Es pertinente recordar que, luego de que se difundió la operación de los drones estadunidenses sobre territorio mexicano, las autoridades calderonistas buscaron desactivar las críticas de diversos actores políticos y sociales del país mediante argumentos como que el gobierno de México ha solicitado en ocasiones y eventos específicos al gobierno de los Estados Unidos el apoyo de aviones no tripulados para la obtención de elementos de información
; que la definición de los objetivos, la información a recolectar, y las tareas específicas a realizar (por esos sobrevuelos) han estado bajo el control de autoridades mexicanas
, y que “cuando se realizan, estos operativos siempre se hacen con la autorización, vigilancia y supervisión operativa de agencias nacionales, incluida la Fuerza Aérea Mexicana”, según afirmó el secretario técnico del Consejo de Seguridad Nacional, Alejandro Poiré, en un comunicado fechado el 16 de marzo. Por su parte, en el contexto de una comparecencia en el Senado de la República un día después, la titular de la Secretaría de Relaciones Exteriores (SRE), Patricia Espinosa, afirmó que esas operaciones no violan la soberanía nacional ni la Constitución, y sostuvo que los aviones no tripulados estadunidenses operan en el país a petición del gobierno mexicano y bajo control de éste, en el contexto de la cooperación bilateral en materia de seguridad.
Sin embargo, a raíz de una petición de información pública presentada por La Jornada, la propia SRE se vio obligada a admitir que, luego de una búsqueda exhaustiva
en sus archivos, no encontró registro de solicitud alguna que México haya enviado al gobierno de Estados Unidos para que los artefactos mencionados sobrevolaran territorio nacional.
Si la afirmación de que la operación de esas aeronaves en el país había sido solicitada por el gobierno calderonista resultaba escandalosa –pues implicaba afirmar que esa intervención en territorio nacional había sido consentida e incluso requerida por el propio gobierno mexicano–, la respuesta de la SRE a la petición de que diera a conocer los documentos correspondientes arroja una perspectiva aún peor: la inexistencia
alegada por esa dependencia federal alimenta la percepción pública de que la operación de las aeronaves no tripuladas fue una imposición del gobierno de Washington a sus contrapartes mexicanas, más que una decisión tomada en el ámbito de la cooperación bilateral
; confirma la subordinación de las autoridades nacionales respecto de las de Estados Unidos en materia de seguridad, y, lo más grave, revela una actitud deshonesta del calderonismo frente a la población: si es verdad, como afirma la cancillería, que no hay registro de solicitudes del gobierno mexicano al estadunidense para tales operaciones, es inevitable concluir, entonces, que el gobierno federal mintió a la sociedad con las expresiones formuladas en su momento por Espinosa y Poiré; si, por el contrario, tales peticiones se dieron formalmente, como afirmaron hace casi dos meses ambos funcionarios, la declaratoria de inexistencia
de la SRE equivaldría a un inaceptable designio de ocultamiento.

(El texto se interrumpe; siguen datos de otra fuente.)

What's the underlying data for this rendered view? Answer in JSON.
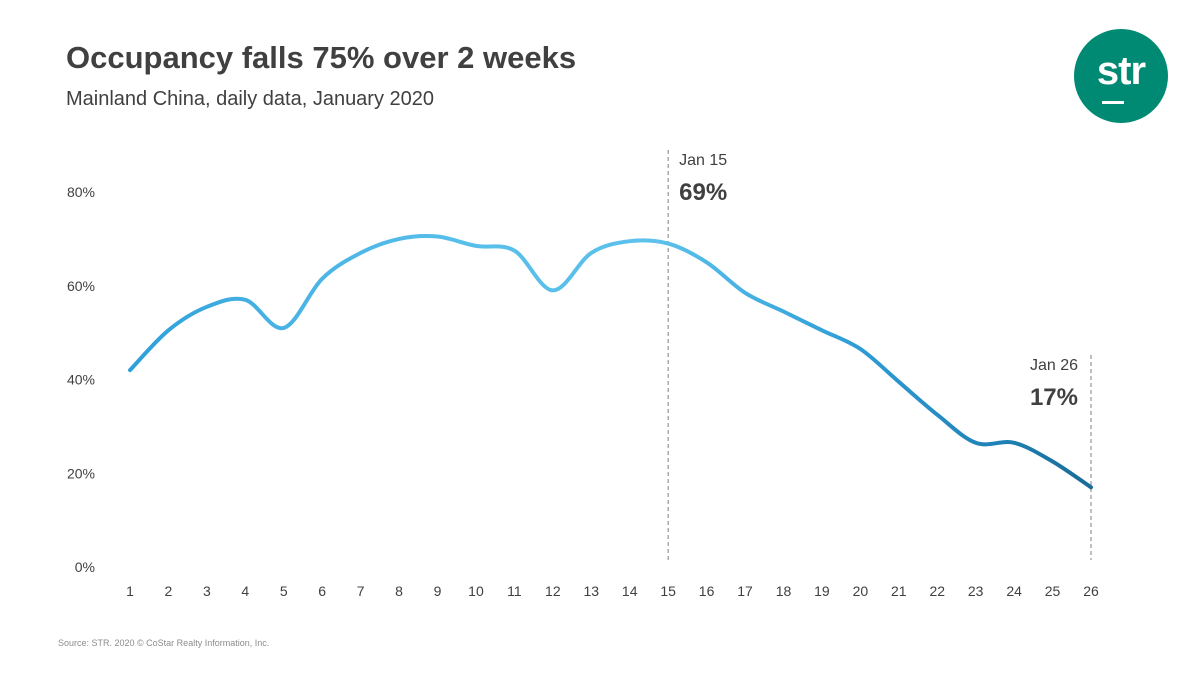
{
  "header": {
    "title": "Occupancy falls 75% over 2 weeks",
    "subtitle": "Mainland China, daily data, January 2020"
  },
  "logo": {
    "text": "str",
    "color": "#008a74"
  },
  "footer": {
    "source": "Source: STR. 2020 © CoStar Realty Information, Inc."
  },
  "chart_data": {
    "type": "line",
    "title": "Occupancy falls 75% over 2 weeks",
    "subtitle": "Mainland China, daily data, January 2020",
    "xlabel": "",
    "ylabel": "",
    "x": [
      1,
      2,
      3,
      4,
      5,
      6,
      7,
      8,
      9,
      10,
      11,
      12,
      13,
      14,
      15,
      16,
      17,
      18,
      19,
      20,
      21,
      22,
      23,
      24,
      25,
      26
    ],
    "x_tick_labels": [
      "1",
      "2",
      "3",
      "4",
      "5",
      "6",
      "7",
      "8",
      "9",
      "10",
      "11",
      "12",
      "13",
      "14",
      "15",
      "16",
      "17",
      "18",
      "19",
      "20",
      "21",
      "22",
      "23",
      "24",
      "25",
      "26"
    ],
    "series": [
      {
        "values": [
          42,
          50.5,
          55.5,
          57,
          51,
          61.5,
          67,
          70,
          70.5,
          68.5,
          67.5,
          59,
          67,
          69.5,
          69,
          65,
          58.5,
          54.5,
          50.5,
          46.5,
          39.5,
          32.5,
          26.5,
          26.5,
          22.5,
          17
        ]
      }
    ],
    "ylim": [
      0,
      80
    ],
    "y_ticks": [
      0,
      20,
      40,
      60,
      80
    ],
    "y_tick_labels": [
      "0%",
      "20%",
      "40%",
      "60%",
      "80%"
    ],
    "grid": false,
    "colors": {
      "light": "#56bde9",
      "mid": "#2b9fd8",
      "dark": "#1b6e99"
    },
    "annotations": [
      {
        "x": 15,
        "label": "Jan 15",
        "value": "69%"
      },
      {
        "x": 26,
        "label": "Jan 26",
        "value": "17%"
      }
    ]
  }
}
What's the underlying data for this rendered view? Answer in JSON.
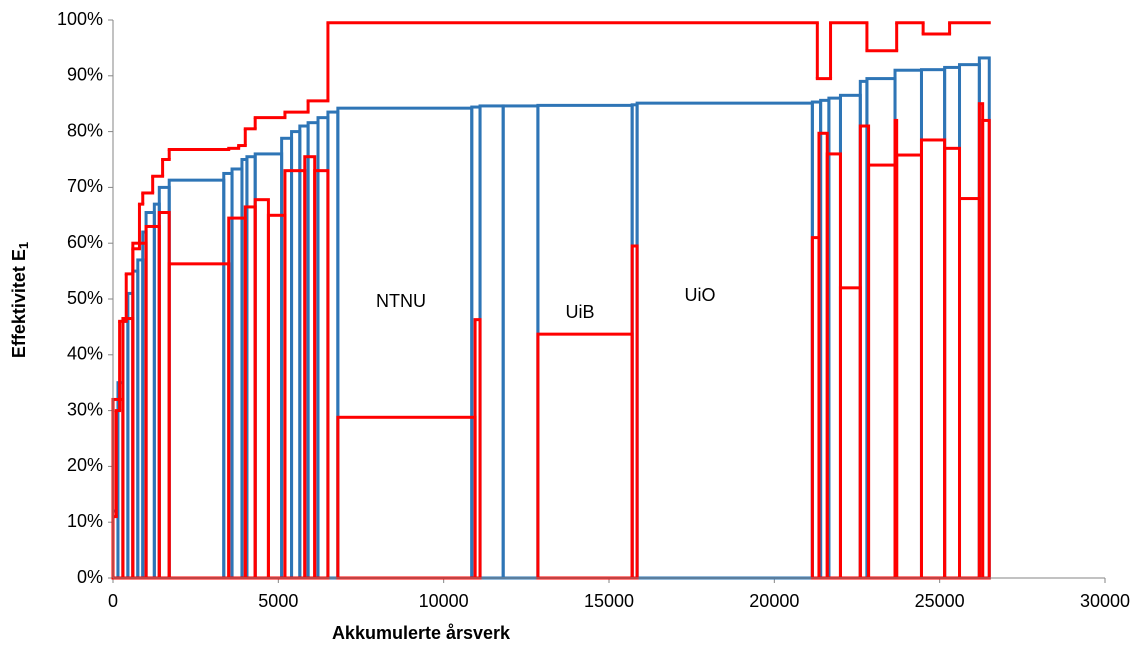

En cualquier caso, contradicciones como las referidas explican la creciente erosión de la confianza ciudadana hacia sus autoridades, particularmente acentuada en los terrenos de la seguridad pública y nacional. El gobierno calderonista tiene, en esa pérdida de credibilidad, una razón adicional para reformular su estrategia actual de combate al crimen organizado y para esclarecer, en lo inmediato, las inconsistencias surgidas en torno a este episodio.